Sure. Now I tell people, "I'm trying to have a baby." And they say, "But Amy, you're not even seeing anybody!" Marriage doesn't work anymore. When are people going to realize that? It's never made sense to me, ever. I had boyfriends my whole life, but I haven't had one for the past five years and I love it. Everyone in my family is really good at entertaining ourselves. So if I have [a boyfriend] fantastic. If not, fantastic.

What are your requirements for an ideal boyfriend?
David always says I'd have to date someone with an accent, because I love accents. And he'd have to know how to fix something. I need a guy who can do that and have his own hours and own bedroom. Somebody very independent but who would understand me like my friends understand me. But I don't notice people on the street; I'm not looking.

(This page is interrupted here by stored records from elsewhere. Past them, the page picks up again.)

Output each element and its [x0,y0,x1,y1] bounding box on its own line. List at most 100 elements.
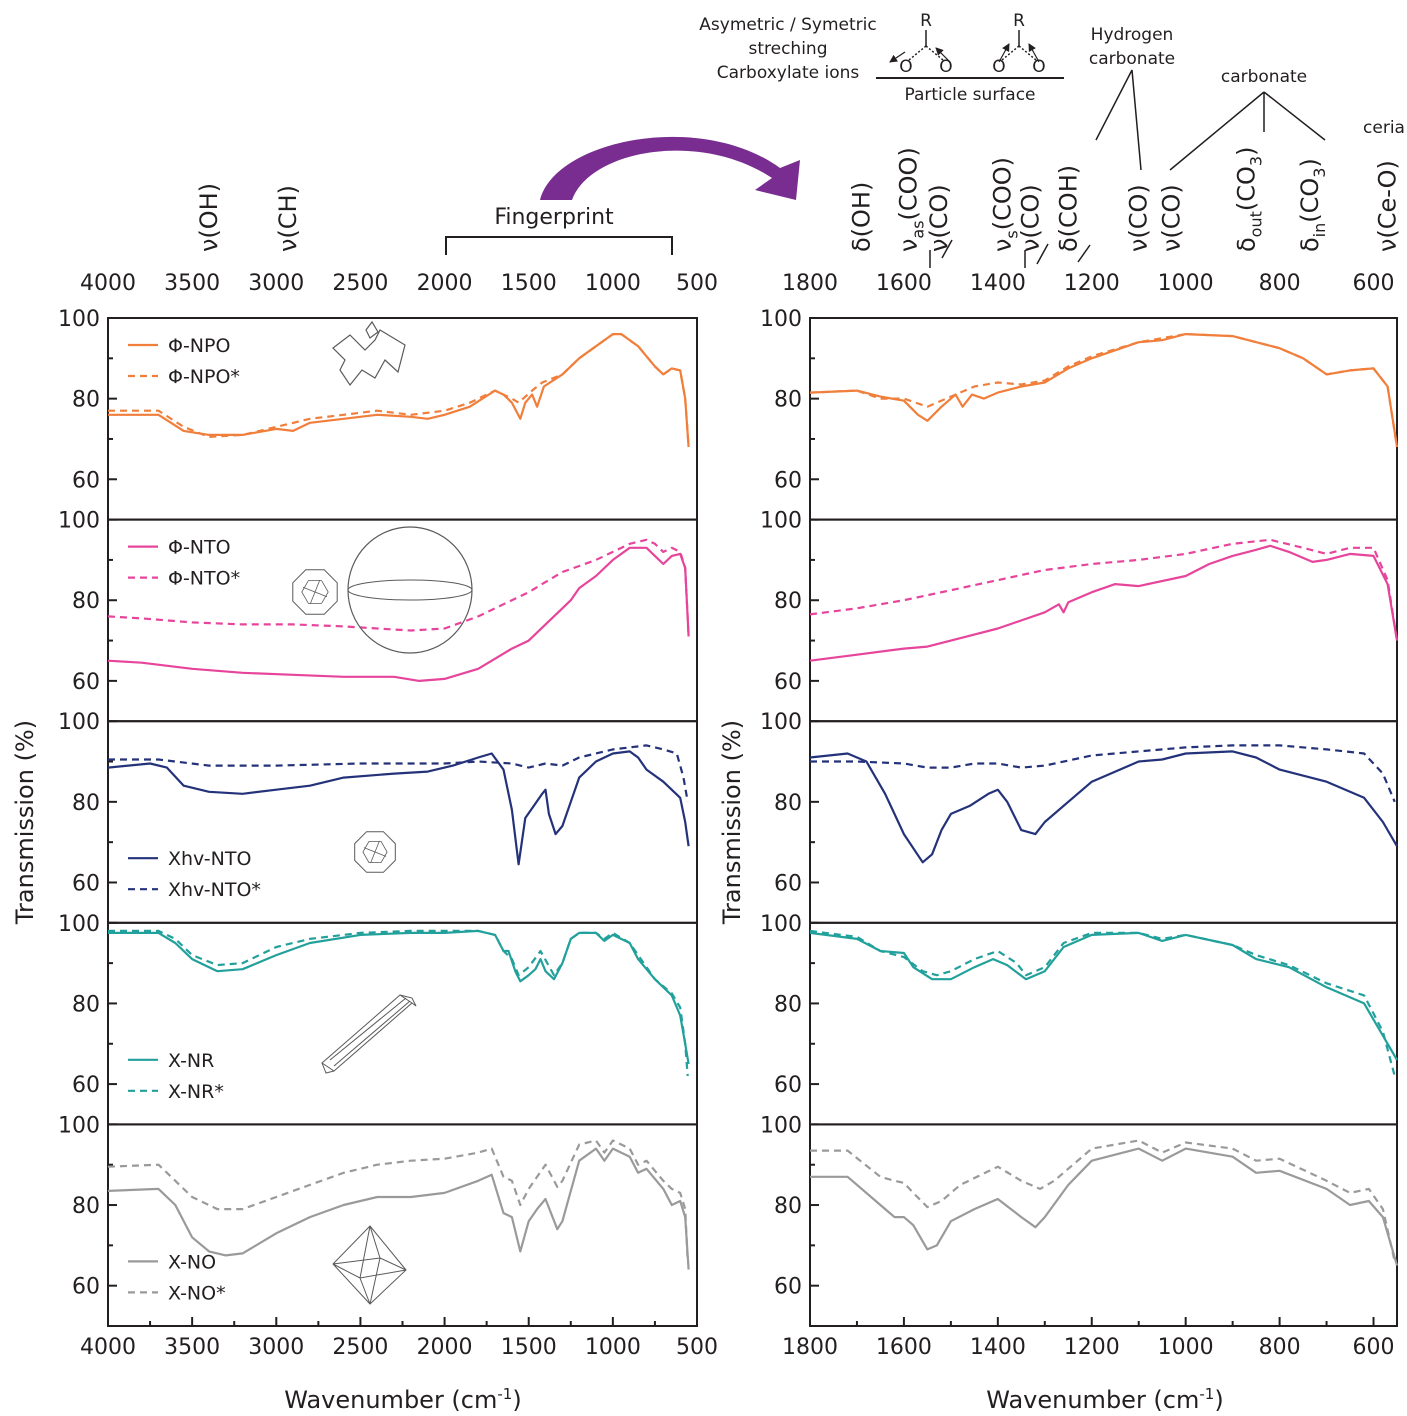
top-tick-label: 500 [676,271,718,296]
carboxylate-bonds [908,45,944,61]
band-label-base: δ [1233,237,1261,252]
y-axis-title-right: Transmission (%) [718,720,746,925]
spectrum-row: 60 80 100 X-NO X-NO* [58,1113,698,1328]
y-tick-label: 80 [72,589,100,614]
x-title-main: Wavenumber (cm [986,1386,1199,1414]
band-label-base: ν(CO) [925,184,953,252]
band-label: ν(Ce-O) [1374,160,1402,252]
legend-label: Φ-NTO* [168,568,240,590]
spectrum-row: 60 80 100 Xhv-NTO Xhv-NTO* [58,710,698,924]
y-tick-label: 60 [774,468,802,493]
polyhedron-edges [302,579,328,605]
y-tick-label: 100 [760,1113,802,1138]
x-title-main: Wavenumber (cm [284,1386,497,1414]
y-tick-label: 80 [774,1194,802,1219]
top-tick-label: 3000 [248,271,304,296]
stretch-arrow [1028,43,1040,63]
y-tick-label: 60 [774,871,802,896]
fingerprint-annotation: Fingerprint [445,136,800,255]
top-tick-label: 1500 [501,271,557,296]
band-label-tail: ) [1296,158,1324,167]
carboxylate-schematic: Asymetric / Symetric streching Carboxyla… [699,11,1064,105]
y-tick-label: 100 [58,912,100,937]
y-tick-label: 60 [774,670,802,695]
y-tick-label: 100 [58,1113,100,1138]
series-line [108,333,690,448]
spectrum-row: 60 80 100 [760,710,1398,924]
spectra-panels: 60 80 100 Φ-NPO Φ-NPO* 60 80 100 Φ-NTO Φ-NTO* 60 80… [58,307,1399,1360]
particle-icon [332,320,406,387]
band-label-base: δ(COH) [1054,165,1082,252]
top-axis-left: 4000 3500 3000 2500 2000 1500 1000 500 [80,271,718,296]
top-tick-label: 2000 [417,271,473,296]
band-label-base: ν(CO) [1158,184,1186,252]
series-line [108,929,689,1077]
sphere-equator-icon [347,579,473,601]
o-label: O [1032,57,1045,77]
x-tick-label: 1000 [1158,1335,1214,1360]
series-line [810,1147,1399,1266]
top-tick-label: 800 [1259,271,1301,296]
x-tick-label: 1600 [876,1335,932,1360]
spectrum-row: 60 80 100 Φ-NTO Φ-NTO* [58,509,698,723]
x-tick-label: 2000 [417,1335,473,1360]
legend-label: X-NR* [168,1081,224,1103]
top-tick-label: 1000 [585,271,641,296]
top-tick-label: 4000 [80,271,136,296]
y-tick-label: 100 [760,307,802,332]
x-axis-title-left: Wavenumber (cm-1) [284,1385,521,1414]
spectrum-row: 60 80 100 Φ-NPO Φ-NPO* [58,307,698,521]
band-label-base: ν(CO) [1125,184,1153,252]
polyhedron-face [301,580,329,604]
band-label: δ(COH) [1054,165,1082,252]
series-line [107,1139,689,1262]
y-tick-label: 60 [72,468,100,493]
spectrum-row: 60 80 100 [760,307,1399,521]
band-label: ν(OH) [195,183,223,252]
top-tick-label: 1800 [782,271,838,296]
x-tick-label: 4000 [80,1335,136,1360]
band-label-tail: (CO [1233,166,1261,211]
x-tick-label: 3000 [248,1335,304,1360]
y-tick-label: 60 [774,1275,802,1300]
coo-tick-lines [929,239,1091,268]
fingerprint-label: Fingerprint [494,205,614,230]
x-title-end: ) [512,1386,521,1414]
group-headers: Hydrogen carbonate carbonate ceria [929,25,1405,268]
plot-frame [809,317,1398,521]
x-tick-label: 1000 [585,1335,641,1360]
band-label-tail: (COO) [895,147,923,220]
series-line [809,538,1399,641]
y-tick-label: 80 [72,388,100,413]
x-title-sup: -1 [1199,1385,1214,1403]
top-tick-label: 2500 [332,271,388,296]
y-tick-label: 100 [760,912,802,937]
x-tick-label: 2500 [332,1335,388,1360]
x-tick-label: 1400 [970,1335,1026,1360]
x-tick-label: 600 [1353,1335,1395,1360]
truncated-octahedron-icon [292,569,338,615]
band-label: δin(CO3) [1296,158,1329,252]
y-tick-label: 80 [774,589,802,614]
y-tick-label: 80 [72,1194,100,1219]
band-label: νas(COO) [895,147,928,252]
top-axis-right: 1800 1600 1400 1200 1000 800 600 [782,271,1395,296]
series-line [809,333,1399,448]
o-label: O [992,57,1005,77]
top-tick-label: 3500 [164,271,220,296]
plot-frame [809,1123,1398,1328]
x-tick-label: 1200 [1064,1335,1120,1360]
y-tick-label: 100 [58,307,100,332]
carboxylate-group-sym: R O O [992,11,1045,77]
top-tick-label: 1000 [1158,271,1214,296]
band-label-tail: (COO) [989,157,1017,230]
y-tick-label: 60 [774,1073,802,1098]
rod-icon [321,994,417,1074]
fingerprint-zoom-arrow [540,136,800,200]
band-label-sub: as [909,220,928,238]
carboxylate-text-3: Carboxylate ions [717,63,860,83]
octahedron-icon [332,1225,407,1305]
y-tick-label: 100 [760,509,802,534]
stretch-arrow [935,47,951,63]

You're not sitting at home at night, moping like Miss Lonelyhearts in Rear Window.
Right. David and I did a play where I was an older woman who went out with a guy who used me. The guy turned my basement into a bar. I'd said to David, "I want to do a love story." It was fucked up, but it was fun.

Styling Credits:
Hair by Steven "Perfidia" Kirkham
Make-up by Greg Vaughan
Studio courtesy of Soho Studios, NYC

Amy Sedaris' Cupcakes

1 1/2 sticks of unsalted butter
1 and 3/4 cups of sugar
Beat well
Add 2 large eggs
2 teaspoons of pure vanilla
1/2 teaspoon of salt
2 1/2 teaspoons of baking powder
2 1/2 cups of flour
1 1/4 cups of milk
Beat well, fill cups, bake at 375 degrees for 18-20 minutes. You should get 24. I get 18, 'cause I am doing something wrong.

1 box of Domino's confectionery sugar
1/4 cup half-and-half
1 teaspoon of pure vanilla
[Tony's Note: My pal Katie says that you should also add a stick of butter, but Amy accidentally left this ingredient out.]

Whip for a while. Color if you want to.

"One thing I should mention is that I will be selling a craft on the site. It's my first craft that I am selling legally. It's called an eye burrito and all the money will go to the House Rabbit Society. What's an eye burrito?

You fill a burrito-size bag with raw beans, dimes, or kitty litter and make a nice cover for it and lay it over your tiring eyes. You can refrigerate it if you want."